COMEX (or Compagnie Maritime d'Expertises) is a French company specializing in engineering and deep diving operations, created in November 1961 by Henri-Germain Delauze and run by him until his death in 2012.

This company is known worldwide for its technology in regard to underwater exploration at great depths.

Its line of business includes:
- hyperbaric testing facilities,
- oceanographic research ships (Minibex and Janus),
- testing pool.

COMEX carried out pioneering work in very deep saturation diving. The company experimented with the use of hydrogen in the divers' breathing gas.

This work with heliox (a breathing gas mixture of helium and oxygen) and hydreliox (an exotic breathing gas mixture of helium, oxygen and hydrogen gas) mixtures started with Hydra I in 1968. The saturation diving physiology studies were conducted with helium from 45 to 610 m and with hydrogen from 70 to 701 m. The diving depth record for off-shore (saturation) diving was achieved in 1988 by a team of COMEX professional divers (Th. Arnold, S. Icart, J.G. Marcel Auda, R. Peilho, P. Raude, L. Schneider) performing pipe line connection exercises at a depth of 534 m of seawater (msw/fsw) in the Mediterranean Sea, whist breathing a hydreliox mixture, as part of the Hydra VIII (Hydra 8) programme. The Hydra programme culminated with Hydra X (Hydra 10) in 1992 when COMEX diver Théo Mavrostomos achieved a record simulated dive of 701 m in an onshore hyperbaric chamber.
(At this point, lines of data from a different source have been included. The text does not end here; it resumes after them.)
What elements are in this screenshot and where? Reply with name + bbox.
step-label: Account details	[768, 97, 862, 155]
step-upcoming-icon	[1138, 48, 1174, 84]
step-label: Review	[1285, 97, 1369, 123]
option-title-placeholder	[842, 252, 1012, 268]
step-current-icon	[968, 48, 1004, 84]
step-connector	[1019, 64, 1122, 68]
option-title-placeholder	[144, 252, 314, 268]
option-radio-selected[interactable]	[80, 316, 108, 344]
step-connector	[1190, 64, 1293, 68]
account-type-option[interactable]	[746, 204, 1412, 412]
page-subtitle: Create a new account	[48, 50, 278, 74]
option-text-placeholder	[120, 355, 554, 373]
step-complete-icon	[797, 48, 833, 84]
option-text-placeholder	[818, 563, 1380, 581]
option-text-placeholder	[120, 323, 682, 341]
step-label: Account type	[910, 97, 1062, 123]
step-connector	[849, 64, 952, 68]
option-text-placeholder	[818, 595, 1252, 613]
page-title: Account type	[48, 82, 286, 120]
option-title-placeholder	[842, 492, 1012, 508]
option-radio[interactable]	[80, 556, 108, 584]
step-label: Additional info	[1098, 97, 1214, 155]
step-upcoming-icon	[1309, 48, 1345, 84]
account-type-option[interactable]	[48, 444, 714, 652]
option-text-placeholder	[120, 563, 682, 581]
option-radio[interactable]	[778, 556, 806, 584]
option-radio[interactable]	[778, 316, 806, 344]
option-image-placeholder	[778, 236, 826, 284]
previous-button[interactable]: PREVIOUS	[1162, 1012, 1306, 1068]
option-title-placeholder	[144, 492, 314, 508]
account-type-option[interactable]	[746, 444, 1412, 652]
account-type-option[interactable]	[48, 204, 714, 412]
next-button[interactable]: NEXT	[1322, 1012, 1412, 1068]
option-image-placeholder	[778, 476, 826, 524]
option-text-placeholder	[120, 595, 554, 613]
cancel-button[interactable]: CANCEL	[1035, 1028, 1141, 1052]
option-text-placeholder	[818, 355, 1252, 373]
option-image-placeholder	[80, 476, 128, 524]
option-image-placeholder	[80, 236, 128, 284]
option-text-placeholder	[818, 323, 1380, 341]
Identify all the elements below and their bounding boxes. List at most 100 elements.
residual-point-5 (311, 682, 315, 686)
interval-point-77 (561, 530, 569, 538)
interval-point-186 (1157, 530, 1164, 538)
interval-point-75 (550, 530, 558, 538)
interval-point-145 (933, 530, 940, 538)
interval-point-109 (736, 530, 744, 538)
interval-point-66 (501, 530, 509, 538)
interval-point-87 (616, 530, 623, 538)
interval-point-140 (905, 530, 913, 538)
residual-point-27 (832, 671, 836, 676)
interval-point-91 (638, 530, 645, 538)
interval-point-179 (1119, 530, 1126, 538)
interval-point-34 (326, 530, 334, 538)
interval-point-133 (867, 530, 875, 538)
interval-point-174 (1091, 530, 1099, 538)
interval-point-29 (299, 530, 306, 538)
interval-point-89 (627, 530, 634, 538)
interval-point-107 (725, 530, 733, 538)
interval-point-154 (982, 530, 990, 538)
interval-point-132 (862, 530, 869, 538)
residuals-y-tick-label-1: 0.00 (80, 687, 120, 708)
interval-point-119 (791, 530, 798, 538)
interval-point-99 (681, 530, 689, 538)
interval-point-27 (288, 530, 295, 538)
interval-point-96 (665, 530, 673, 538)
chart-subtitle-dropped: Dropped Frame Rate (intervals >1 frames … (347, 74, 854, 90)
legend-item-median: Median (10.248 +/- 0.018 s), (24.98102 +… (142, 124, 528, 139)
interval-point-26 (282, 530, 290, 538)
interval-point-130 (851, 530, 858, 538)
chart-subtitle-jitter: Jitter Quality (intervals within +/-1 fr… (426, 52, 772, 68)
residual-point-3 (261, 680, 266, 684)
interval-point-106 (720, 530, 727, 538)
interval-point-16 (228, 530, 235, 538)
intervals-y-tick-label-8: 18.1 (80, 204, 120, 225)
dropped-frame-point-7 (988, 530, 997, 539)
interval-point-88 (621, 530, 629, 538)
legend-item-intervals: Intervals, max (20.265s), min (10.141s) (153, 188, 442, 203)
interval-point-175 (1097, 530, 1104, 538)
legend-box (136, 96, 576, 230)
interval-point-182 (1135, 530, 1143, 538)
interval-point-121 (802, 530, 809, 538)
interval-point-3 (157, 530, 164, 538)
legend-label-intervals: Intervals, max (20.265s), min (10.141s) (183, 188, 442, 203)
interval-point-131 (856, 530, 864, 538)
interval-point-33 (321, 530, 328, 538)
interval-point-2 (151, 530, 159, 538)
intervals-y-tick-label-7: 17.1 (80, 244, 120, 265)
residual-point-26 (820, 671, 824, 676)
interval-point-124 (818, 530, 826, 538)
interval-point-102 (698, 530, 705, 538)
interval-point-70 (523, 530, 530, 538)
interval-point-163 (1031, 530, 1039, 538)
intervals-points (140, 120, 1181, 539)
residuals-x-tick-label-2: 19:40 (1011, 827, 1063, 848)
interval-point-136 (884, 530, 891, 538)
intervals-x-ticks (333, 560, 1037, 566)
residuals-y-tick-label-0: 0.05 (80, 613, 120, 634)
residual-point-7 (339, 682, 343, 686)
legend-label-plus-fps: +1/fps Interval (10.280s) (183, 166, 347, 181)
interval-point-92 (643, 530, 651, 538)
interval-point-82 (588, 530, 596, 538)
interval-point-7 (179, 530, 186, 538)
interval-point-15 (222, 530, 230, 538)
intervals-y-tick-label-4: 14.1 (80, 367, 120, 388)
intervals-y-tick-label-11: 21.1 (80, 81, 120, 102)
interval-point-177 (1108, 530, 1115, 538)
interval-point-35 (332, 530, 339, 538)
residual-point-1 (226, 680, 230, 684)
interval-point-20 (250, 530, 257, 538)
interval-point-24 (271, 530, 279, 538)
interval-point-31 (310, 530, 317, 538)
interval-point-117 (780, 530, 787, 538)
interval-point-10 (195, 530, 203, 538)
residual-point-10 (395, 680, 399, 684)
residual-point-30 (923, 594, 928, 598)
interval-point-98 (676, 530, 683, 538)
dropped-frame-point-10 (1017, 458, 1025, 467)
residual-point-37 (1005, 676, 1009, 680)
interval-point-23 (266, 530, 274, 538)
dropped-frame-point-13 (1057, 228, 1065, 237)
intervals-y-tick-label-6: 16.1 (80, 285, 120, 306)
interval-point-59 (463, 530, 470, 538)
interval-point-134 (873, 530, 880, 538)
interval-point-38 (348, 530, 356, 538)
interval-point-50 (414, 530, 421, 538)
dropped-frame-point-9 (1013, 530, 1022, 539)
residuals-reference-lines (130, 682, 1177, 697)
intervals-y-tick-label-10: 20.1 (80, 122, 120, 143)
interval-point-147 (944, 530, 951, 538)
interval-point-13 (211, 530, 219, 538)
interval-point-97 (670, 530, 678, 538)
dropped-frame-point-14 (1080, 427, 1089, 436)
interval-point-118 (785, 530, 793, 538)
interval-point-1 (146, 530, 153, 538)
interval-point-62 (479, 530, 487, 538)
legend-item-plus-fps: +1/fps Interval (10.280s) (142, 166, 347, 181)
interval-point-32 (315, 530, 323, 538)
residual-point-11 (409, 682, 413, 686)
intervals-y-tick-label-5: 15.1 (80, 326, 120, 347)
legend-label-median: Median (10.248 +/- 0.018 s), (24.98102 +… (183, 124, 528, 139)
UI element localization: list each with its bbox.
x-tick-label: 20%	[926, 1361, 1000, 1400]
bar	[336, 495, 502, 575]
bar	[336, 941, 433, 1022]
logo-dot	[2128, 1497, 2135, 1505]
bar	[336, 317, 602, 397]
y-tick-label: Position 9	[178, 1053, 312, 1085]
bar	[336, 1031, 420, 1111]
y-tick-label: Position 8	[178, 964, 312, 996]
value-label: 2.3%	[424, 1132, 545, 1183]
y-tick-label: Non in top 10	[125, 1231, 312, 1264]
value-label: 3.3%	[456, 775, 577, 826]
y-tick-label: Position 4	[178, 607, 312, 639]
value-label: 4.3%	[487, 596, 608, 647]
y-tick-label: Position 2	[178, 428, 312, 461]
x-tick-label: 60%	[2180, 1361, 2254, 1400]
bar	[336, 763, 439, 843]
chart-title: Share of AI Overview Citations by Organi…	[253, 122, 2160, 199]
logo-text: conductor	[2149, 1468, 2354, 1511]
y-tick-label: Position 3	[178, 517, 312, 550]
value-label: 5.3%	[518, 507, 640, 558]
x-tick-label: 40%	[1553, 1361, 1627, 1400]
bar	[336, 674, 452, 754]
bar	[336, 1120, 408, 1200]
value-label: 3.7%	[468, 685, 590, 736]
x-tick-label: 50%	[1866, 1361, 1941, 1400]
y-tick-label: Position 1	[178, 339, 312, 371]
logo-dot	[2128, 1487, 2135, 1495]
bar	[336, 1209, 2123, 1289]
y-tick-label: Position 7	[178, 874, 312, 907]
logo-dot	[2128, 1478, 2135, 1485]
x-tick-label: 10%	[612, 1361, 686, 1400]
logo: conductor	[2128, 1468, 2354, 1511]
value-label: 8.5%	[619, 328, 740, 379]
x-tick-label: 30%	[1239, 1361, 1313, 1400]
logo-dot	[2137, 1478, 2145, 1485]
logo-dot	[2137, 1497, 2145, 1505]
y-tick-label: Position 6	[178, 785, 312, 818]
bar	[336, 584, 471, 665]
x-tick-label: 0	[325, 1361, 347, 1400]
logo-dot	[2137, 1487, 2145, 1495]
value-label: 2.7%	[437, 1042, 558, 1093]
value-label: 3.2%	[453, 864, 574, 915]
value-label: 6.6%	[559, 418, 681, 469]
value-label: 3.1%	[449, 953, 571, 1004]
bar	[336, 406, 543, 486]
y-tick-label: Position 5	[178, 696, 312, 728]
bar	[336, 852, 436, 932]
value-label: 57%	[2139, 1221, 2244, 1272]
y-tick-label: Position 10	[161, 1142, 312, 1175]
The use of hydrogen for diving was in part driven by the need to overcome the problems of high-pressure nervous syndrome (HPNS). However, there was another reason for the interest in using hydrogen in a breathing gas. In 1987, Comex was part of a Canadian-French consortium that was building the world’s first commercial nuclear mini-submarine. This submarine, Saga, was a prototype intended to be used for oil exploration and development under the Arctic ice. Saga was built on a hull originally constructed by Jacques-Yves Cousteau but not completed due to lack of funds. Saga would have a complete saturation diving system on board. The nuclear power plant would be able to produce large volumes of hydrogen and oxygen through the electrolysis of water. This would provide plentiful amounts of breathing gas for autonomous diving operations under the Arctic ice cap.

The project suffered tax problems in Canada which caused political repercussions between the French and Canadian governments. Saga did undergo successful sea trials in 1991 but without the intended nuclear power plant. Underwater propulsion was provided by a Stirling engine and surface propulsion by a diesel engine. The project was abandoned and Saga was laid up at Marseille.